At the same time, we have been seeing steady returns on large investments made in the past to expand production capacity, particularly in terms of rising sales volume of flat-rolled aluminum for can stock produced by UACJ (Thailand) and Tri-Arrows Aluminum. Due to the impact of COVID-19, however, we expect UACJ (Thailand) to post lower sales in fiscal 2020 than initially forecasted, and then return to forecasted levels in fiscal 2021. Both subsidiaries are implementing structural reforms according to plan, so I am confident they will contribute to achieving our ordinary income targets.
Meanwhile, we have been taking decisive steps to withdraw from non-profitable and non-core businesses. Most recently, we decided to close down two factories operated by UACJ Metal Components Corporation in the cities of Fukaya and Osaka, and to withdraw from an extruded aluminum parts joint venture in Indonesia.
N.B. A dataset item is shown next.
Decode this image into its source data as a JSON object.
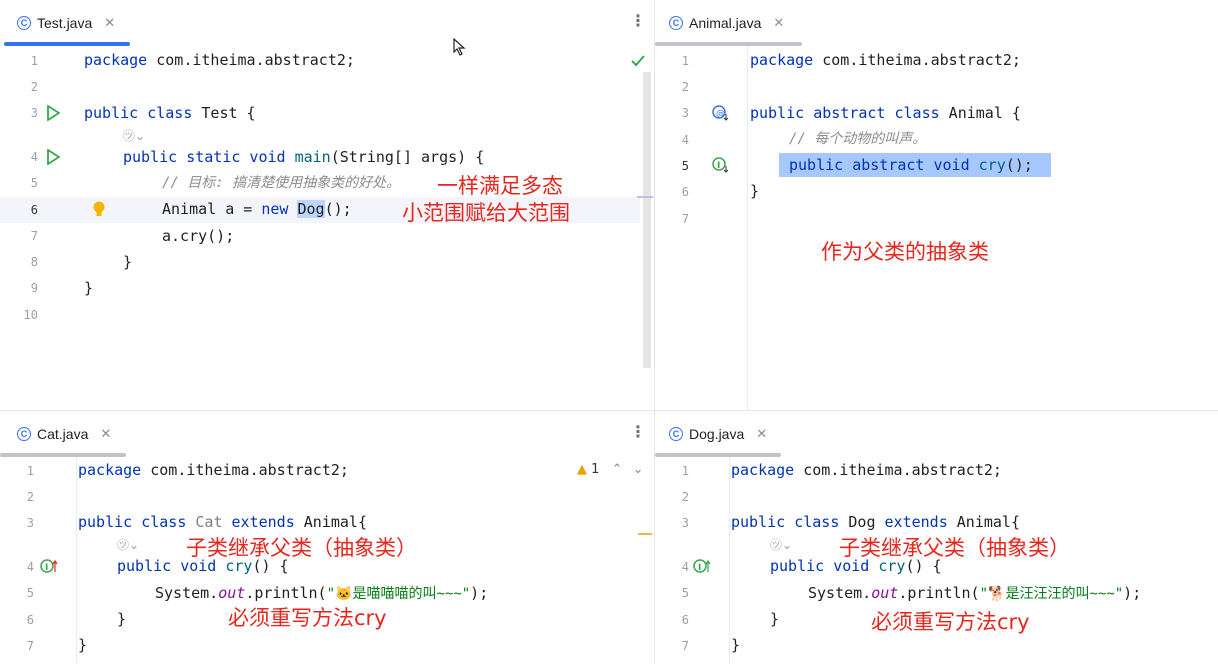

Finally, with a view to improve corporate governance and management, we revised our remuneration system for directors, which included adopting total shareholder return as an indicator for performance-linked compensation.
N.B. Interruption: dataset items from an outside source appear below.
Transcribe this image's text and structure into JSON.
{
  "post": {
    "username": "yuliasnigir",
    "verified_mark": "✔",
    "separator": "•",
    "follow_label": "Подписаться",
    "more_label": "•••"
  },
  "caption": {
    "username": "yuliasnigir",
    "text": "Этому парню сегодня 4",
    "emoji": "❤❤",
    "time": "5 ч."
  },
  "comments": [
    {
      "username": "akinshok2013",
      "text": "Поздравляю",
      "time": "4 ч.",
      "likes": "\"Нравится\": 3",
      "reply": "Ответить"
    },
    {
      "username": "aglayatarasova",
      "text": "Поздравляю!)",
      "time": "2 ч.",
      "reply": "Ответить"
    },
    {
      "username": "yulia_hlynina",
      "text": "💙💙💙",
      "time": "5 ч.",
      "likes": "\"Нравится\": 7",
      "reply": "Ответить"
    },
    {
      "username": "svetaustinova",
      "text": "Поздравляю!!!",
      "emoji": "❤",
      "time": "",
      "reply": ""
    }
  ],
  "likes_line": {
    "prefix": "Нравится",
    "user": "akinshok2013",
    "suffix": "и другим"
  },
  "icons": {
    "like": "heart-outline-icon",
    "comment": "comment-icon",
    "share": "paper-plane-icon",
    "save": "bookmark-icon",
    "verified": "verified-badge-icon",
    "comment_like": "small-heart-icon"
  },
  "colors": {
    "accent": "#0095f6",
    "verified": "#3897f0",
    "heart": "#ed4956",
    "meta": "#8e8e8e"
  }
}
Such measures to improve the Group’s structure and organization have resulted in one-time structural reform expenses over the past year, but we expect the reforms to produce results going forward. The reforms are currently proceeding according to plan, and we believe they will contribute ¥3.0 billion to profits in fiscal 2020. Indeed, regardless of when the COVID-19 pandemic comes to an end, I am confident that our structural reform measures will be carried out as planned and lead to solid results in the future.
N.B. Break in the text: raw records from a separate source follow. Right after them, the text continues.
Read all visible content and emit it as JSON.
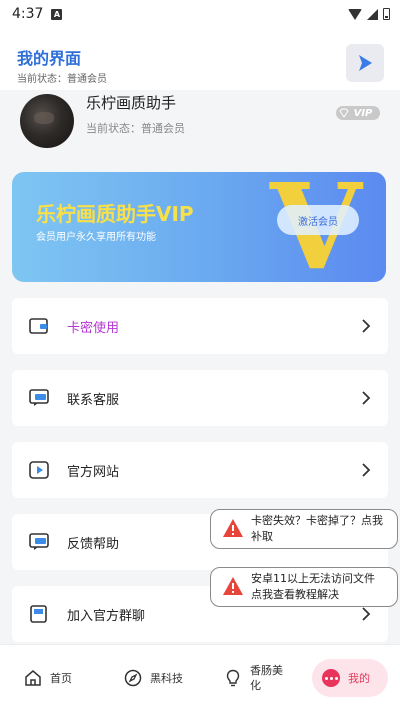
{
  "status_bar": {
    "time": "4:37",
    "notif_letter": "A"
  },
  "header": {
    "title": "我的界面",
    "subtitle": "当前状态：普通会员"
  },
  "profile": {
    "name": "乐柠画质助手",
    "status": "当前状态：普通会员",
    "badge": "VIP"
  },
  "banner": {
    "title": "乐柠画质助手VIP",
    "subtitle": "会员用户永久享用所有功能",
    "decor_letter": "V",
    "button": "激活会员"
  },
  "menu": {
    "items": [
      {
        "label": "卡密使用"
      },
      {
        "label": "联系客服"
      },
      {
        "label": "官方网站"
      },
      {
        "label": "反馈帮助"
      },
      {
        "label": "加入官方群聊"
      }
    ]
  },
  "toasts": [
    {
      "line1": "卡密失效？卡密掉了？点我",
      "line2": "补取"
    },
    {
      "line1": "安卓11以上无法访问文件",
      "line2": "点我查看教程解决"
    }
  ],
  "nav": {
    "items": [
      {
        "label": "首页"
      },
      {
        "label": "黑科技"
      },
      {
        "label": "香肠美",
        "label2": "化"
      },
      {
        "label": "我的"
      }
    ]
  },
  "colors": {
    "accent_blue": "#2f6fd8",
    "accent_purple": "#b535d4",
    "active_red": "#e8345a",
    "banner_yellow": "#f7e04a"
  }
}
Fiscal 2020 forecast and dividends
We believe that the COVID-19 pandemic will have a prolonged impact on the Group’s operating environment. Accordingly, the same trends and results in the first half of fiscal 2020 can be expected to continue through to the end of the fiscal year in March 2021. Specifically, we foresee favorable sales volume of flat-rolled aluminum for can stock overseas along with aluminum foil and materials for IT-related devices in Japan, but declining sales volume of can stock, auto parts, and general-purpose materials in Japan. Having taken these factors into account, our forecast of fiscal 2020 consolidated financial results includes net sales of ¥550.0 billion, an operating loss of ¥3.5 billion, and an ordinary loss of ¥3.5 billion. We also forecast a net loss attributable to owners of the parent of ¥9.5 billion, mainly due to one-time expenses associated with the structural reforms.
Such results would be very disappointing, of course, and I sincerely regret to say that based on this forecast, management decided to not pay dividends in fiscal 2020. Nevertheless, we are determined to resume dividend payments as soon as possible by quickly rebuilding the Company’s earnings base and improving its financial structure.
- 1. Net income (loss) attributable to owners of the parent
- 2. Operating income + depreciation and amortization + amortization of goodwill – inventory valuation
Toward that end, in the second half of this fiscal year, the UACJ Group will continue to carry out the structural reforms and aim to promptly capture demand for aluminum auto parts, which has been picking up following a steep decline.
The Group is united in its efforts to overcome these challenging times and fulfill its responsibility to stakeholders. As all of us work toward these ends, we ask for their continued understanding and support.